2024 yılı, Türkiye-Çin ilişkilerinde, özellikle sivil havacılık ve ulaştırma stratejik planlarının kesişim noktasında, yeni ve yüksek hacimli bir dönemin başlangıcını işaret etmiştir. Dışişleri Bakanı Hakan Fidan’ın ve Hazine ve Maliye Bakanı Mehmet Şimşek’in katılımlarıyla yapılan ziyaret ve toplantılar; Kuşak ve Yol Girişimi ile Orta Koridor’un Irak bağlantısı üzerinden uyumlaştırılması yönünde somut bir irade ortaya koymuştur. Bu stratejik bütünleşmenin en çarpıcı göstergesi, iki ülke arasındaki haftalık uçuş hakkının rekor bir artışla 42’den 98’e çıkarılması olmuştur. Bu frekans artışı, yalnızca bir lojistik gelişme olmanın ötesinde, ticari, kültürel ve akademik hareketliliği muazzam derecede hızlandıracak "Hava İpek Yolu" projesini etkileyecek bir hamledir. İki ülke liderlerinin katkısıyla Türk iş insanlarına yönelik vize süreçlerinin kolaylaştırılması ve 2025 yılında basılan vize sayısının 2023 yılını ikiye katlaması, Türkiye’de Çin’e yönelik talebi gösteren etkenlerdendir.Ancak bu hızlı büyüme, ekonomik paradoksları da beraberinde getirmiştir; Çin lehine büyük ticaret açığı devam etmekte ve artan rekabet nedeniyle havayolu şirketleri kârlılık sorunuyla karşılaşmaktadır. Ek olarak, Çin’den davetiye almayan yerli turistler için devam eden vize sorunları gibi bürokratik engeller, ilişkilerin potansiyelini tam olarak gerçekleştirmesinin önünde durmaktadır.

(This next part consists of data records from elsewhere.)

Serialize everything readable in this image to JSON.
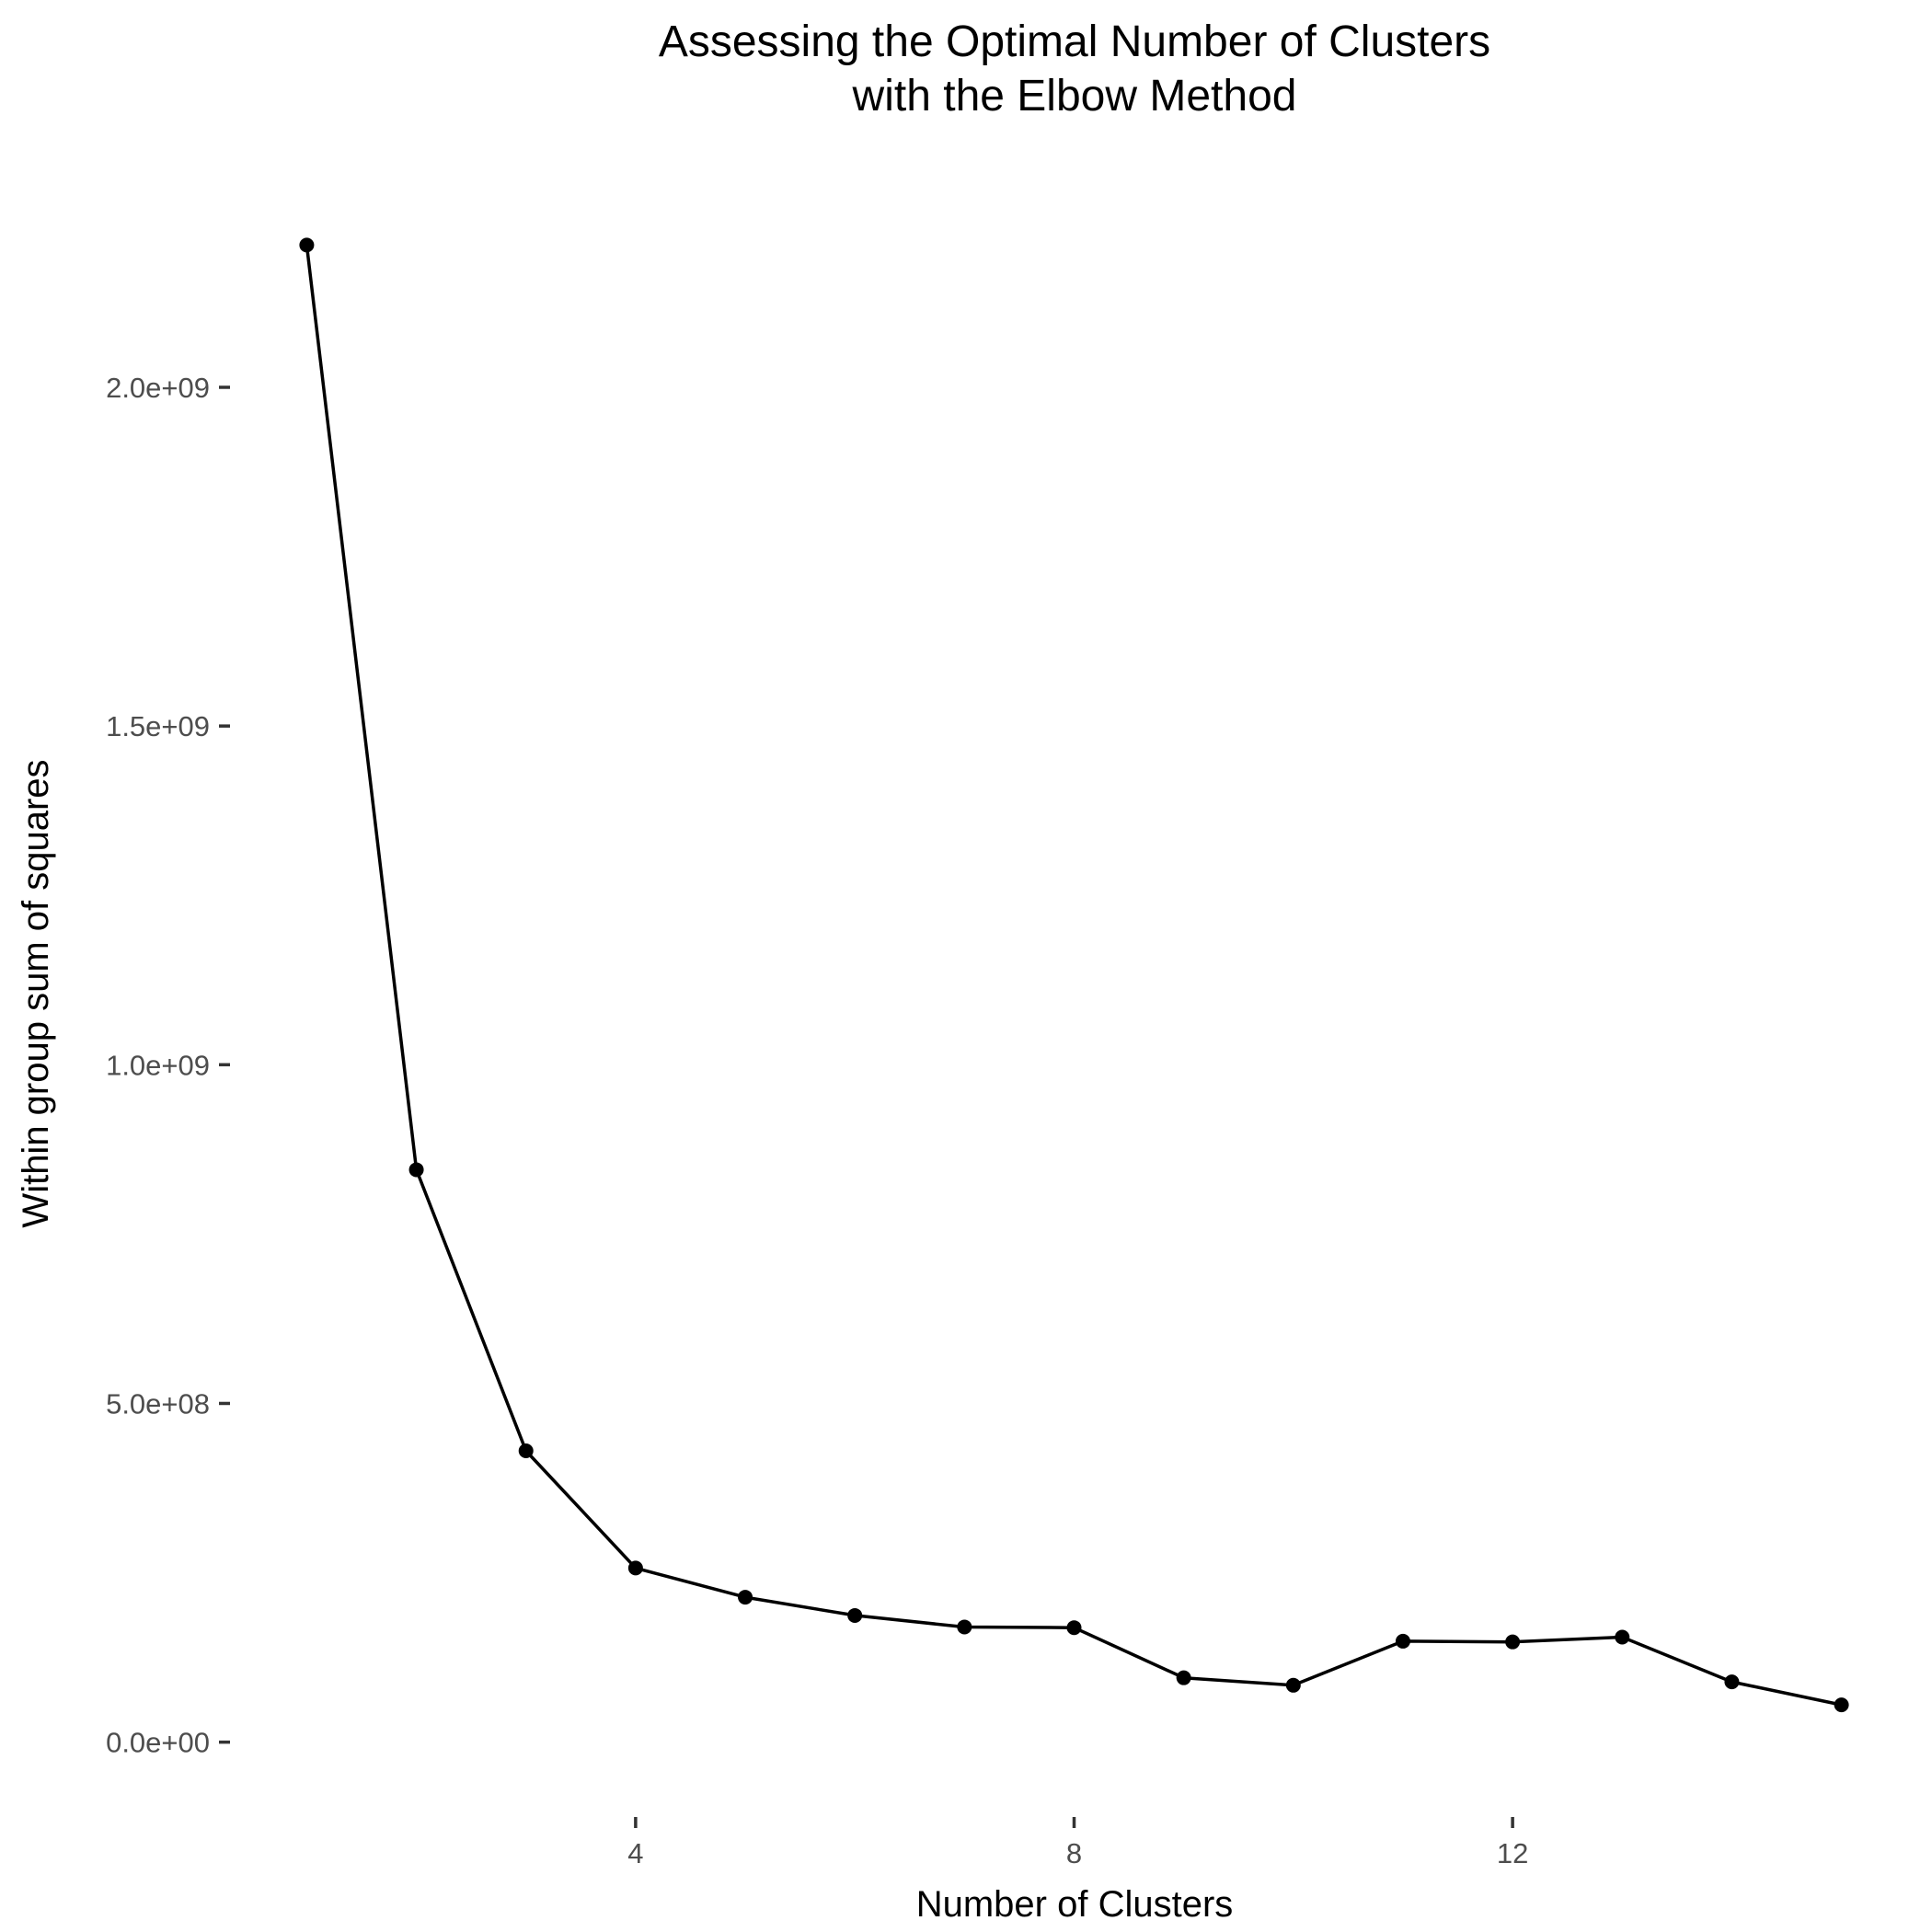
{
  "chart_data": {
    "type": "line",
    "title": "Assessing the Optimal Number of Clusters",
    "subtitle": "with the Elbow Method",
    "xlabel": "Number of Clusters",
    "ylabel": "Within group sum of squares",
    "x": [
      1,
      2,
      3,
      4,
      5,
      6,
      7,
      8,
      9,
      10,
      11,
      12,
      13,
      14,
      15
    ],
    "series": [
      {
        "values": [
          2210000000,
          845000000,
          430000000,
          257000000,
          214000000,
          187000000,
          170000000,
          169000000,
          95000000,
          84000000,
          149000000,
          148000000,
          155000000,
          89000000,
          55000000
        ]
      }
    ],
    "x_ticks": [
      4,
      8,
      12
    ],
    "x_tick_labels": [
      "4",
      "8",
      "12"
    ],
    "y_ticks": [
      0,
      500000000,
      1000000000,
      1500000000,
      2000000000
    ],
    "y_tick_labels": [
      "0.0e+00",
      "5.0e+08",
      "1.0e+09",
      "1.5e+09",
      "2.0e+09"
    ],
    "xlim": [
      0.3,
      15.7
    ],
    "ylim": [
      -110500000,
      2320500000
    ],
    "grid": false,
    "legend": "none",
    "line_color": "#000000",
    "point_color": "#000000",
    "tick_label_color": "#4d4d4d"
  }
}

Özetle, Türkiye ve Çin, başta sivil havacılık olmak üzere birçok alanda karşılıklı fayda ilkesiyle hareket eden yeni bir döneme girmiş olsa da, bu ilişkinin kalıcı ve dengeli olması için ekonomik sürdürülebilirlik ve bürokratik pürüzlerin giderilmesi, önümüzdeki yılların temel zorlukları olacaktır.